Success did not come quickly for the group. They formed during 1955 and used such names as the Variatones, Frankie Valley and The Travelers, The Four Lovers, Frankie Tyler, and Frankie Valle and The Romans, but a name change to The Four Seasons was the charm. They would go on to sell over 175 million records and be inducted into The Rock And Roll Hall Of Fame.

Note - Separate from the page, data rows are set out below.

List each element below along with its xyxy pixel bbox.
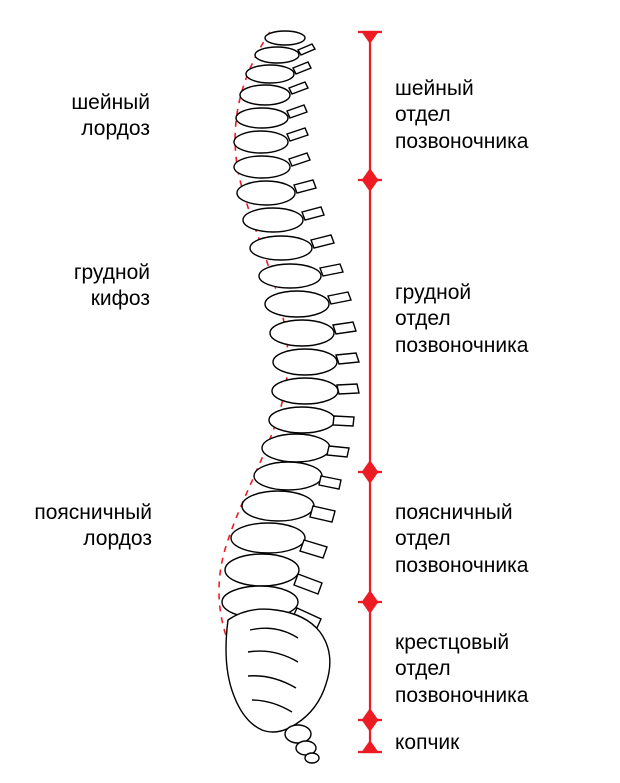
label-line: позвоночника bbox=[395, 333, 528, 359]
label-line: отдел bbox=[395, 102, 528, 128]
label-line: отдел bbox=[395, 656, 528, 682]
label-lumbar-lordosis: поясничный лордоз bbox=[34, 500, 152, 553]
label-lumbar-section: поясничный отдел позвоночника bbox=[395, 500, 528, 579]
label-line: кифоз bbox=[74, 286, 150, 312]
label-line: позвоночника bbox=[395, 553, 528, 579]
label-line: грудной bbox=[74, 260, 150, 286]
lumbar-vertebrae bbox=[222, 491, 335, 630]
label-coccyx: копчик bbox=[395, 730, 459, 756]
label-line: лордоз bbox=[71, 116, 150, 142]
label-line: грудной bbox=[395, 280, 528, 306]
spine bbox=[222, 31, 359, 763]
label-line: поясничный bbox=[395, 500, 528, 526]
label-line: отдел bbox=[395, 526, 528, 552]
label-line: крестцовый bbox=[395, 630, 528, 656]
label-thoracic-kyphosis: грудной кифоз bbox=[74, 260, 150, 313]
label-line: копчик bbox=[395, 730, 459, 756]
label-line: шейный bbox=[395, 76, 528, 102]
label-line: поясничный bbox=[34, 500, 152, 526]
label-line: позвоночника bbox=[395, 129, 528, 155]
label-line: шейный bbox=[71, 90, 150, 116]
label-cervical-lordosis: шейный лордоз bbox=[71, 90, 150, 143]
label-thoracic-section: грудной отдел позвоночника bbox=[395, 280, 528, 359]
label-cervical-section: шейный отдел позвоночника bbox=[395, 76, 528, 155]
thoracic-vertebrae bbox=[237, 180, 359, 490]
label-line: отдел bbox=[395, 306, 528, 332]
sacrum bbox=[226, 609, 330, 732]
label-sacral-section: крестцовый отдел позвоночника bbox=[395, 630, 528, 709]
label-line: позвоночника bbox=[395, 683, 528, 709]
diagram-container: шейный лордоз грудной кифоз поясничный л… bbox=[0, 0, 620, 783]
coccyx bbox=[285, 725, 319, 763]
label-line: лордоз bbox=[34, 526, 152, 552]
cervical-vertebrae bbox=[234, 31, 315, 178]
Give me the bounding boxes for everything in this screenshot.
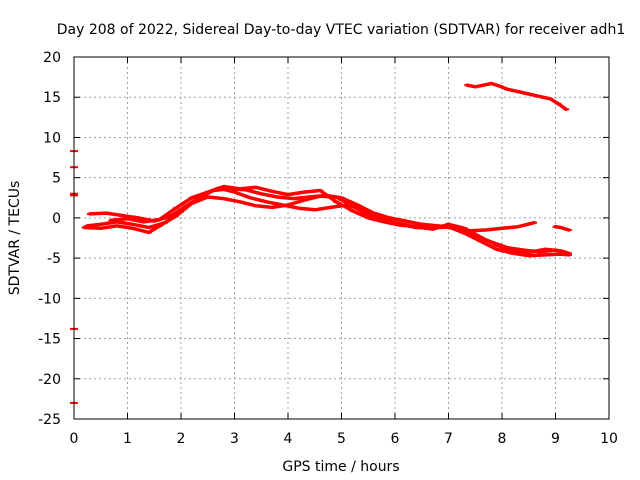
chart-title: Day 208 of 2022, Sidereal Day-to-day VTE… [57, 22, 625, 38]
x-tick-label: 0 [70, 431, 79, 447]
series-line [465, 81, 568, 112]
y-tick-label: 20 [43, 50, 61, 66]
x-tick-label: 9 [551, 431, 560, 447]
series-track-4 [108, 184, 572, 256]
x-tick-label: 6 [391, 431, 400, 447]
series-track-6 [552, 224, 572, 232]
y-tick-label: -25 [38, 412, 61, 428]
y-tick-labels: -25 -20 -15 -10 -5 0 5 10 15 20 [38, 50, 61, 428]
x-tick-label: 3 [230, 431, 239, 447]
y-tick-label: -10 [38, 291, 61, 307]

In the pop world of the 1960s pre-Beatles era, if you succeeded, the rule was don’t change anything if you could help it. “Big Girls Don’t Cry” and “Sherry” were very similar. Both were catchy up-tempo tunes with tight harmonies backing Frankie Valli’s falsetto. “Big Girls Don’t Cry” had a bigger sound and the harmonies were fuller. All in all, it had a very smooth pop feel, which would be similar to their string of hits during the remainder of the decade.
Band member Bob Gaudio wrote or co-write most of the group’s hits. Here he shared the writing credit with producer Bob Crewe. He and Crewe both agreed that the title came from a line in a film but they disagreed on which film. Gaudio has always stated it came from the movie Tennessee Partner and Crewe from the film Slightly Scarlet. Both starred John Payne and Rhonda Fleming. Whatever the song’s origin, it was a perfect blend of East Coast doo-wop and
rhythm & blues.
The Four Seasons had 40 chart singles during the 1960s with four reaching number one. They were one of the few American groups to remain commercially successful during the British Invasion years. “Big Girls Don’t Cry” is considered their biggest hit and 50 years ago this week it was on top of the American music world.